The Vermont Statutes Online

Title 29: Public Property and Supplies

Chapter 16: VERMONT TRANSPORTATION AUTHORITY

Sub-Chapter 04: Form And Nature Of Bonds And Notes

29 V.S.A. § 751. Form of obligation; faith and credit; redemption



§ 751. Form of obligation; faith and credit; redemption

(a) Bonds and notes issued under this chapter are not in any way a debt or liability of the state and do not create or constitute any indebtedness, liability or obligation of the state nor are they or do they constitute a pledge of the faith and credit of the state but all bonds and notes are general obligations of the authority payable solely from revenues or funds pledged or available for their payment as authorized in this chapter subject only to any agreements with the holders of particular notes or bonds pledging any particular receipts or revenues. Each bond and note shall contain on its face a statement to the effect that the authority is obligated to pay the principal and the interest only from revenues or funds of the authority and that the state is not obligated to pay the principal or interest and that neither the faith and credit nor the taxing power of the state is pledged to the payment of the principal of or the interest on the bonds or notes.

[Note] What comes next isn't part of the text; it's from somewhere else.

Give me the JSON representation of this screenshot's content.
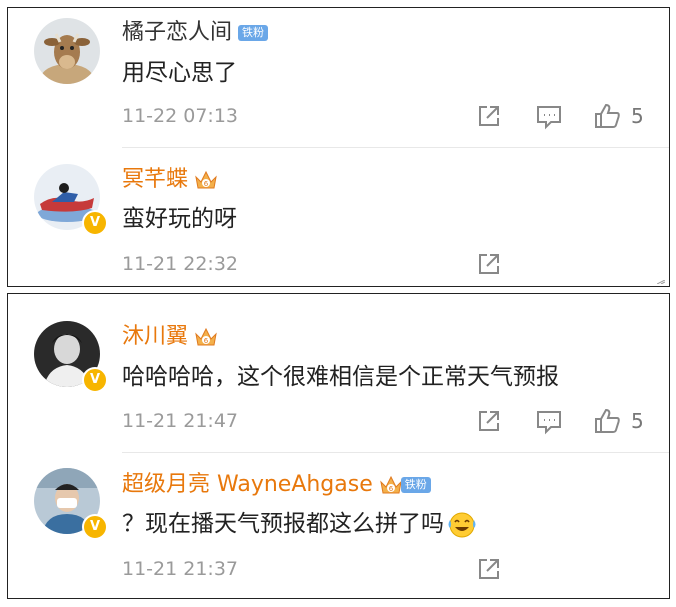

(b) The state does pledge to and agree with the holders of the bonds or notes issued under this chapter, that the state will not limit or restrict the rights hereby vested in the authority to perform its obligations and to fulfill the terms of any agreement made with the holders of its bonds or notes or in any way impair the rights or remedies of the holders of those bonds or notes until the bonds and notes, together with interest thereon, and interest on any unpaid installments of interest are fully met, paid and discharged. The authority is authorized to execute this pledge and agreement of the state in any agreement with the holders of such bonds or notes.

(c) Notwithstanding and in addition to any provisions for the redemption of bonds which may be contained in any contract with the holders of the bonds, the state may, upon furnishing sufficient funds therefor, require the authority to redeem, prior to maturity, as a whole, any issue of bonds on any interest payment date not less than ten years after the date of the bonds of the issue at 106 percent of their face value and accrued interest or on an earlier redemption date or at a lower redemption price provided in the bonds. Notice of the redemption shall be given in the manner prescribed by the authority in the resolution authorizing the issuance of the bonds. (Added 1973, No. 14, § 2, eff. Feb. 23, 1973.)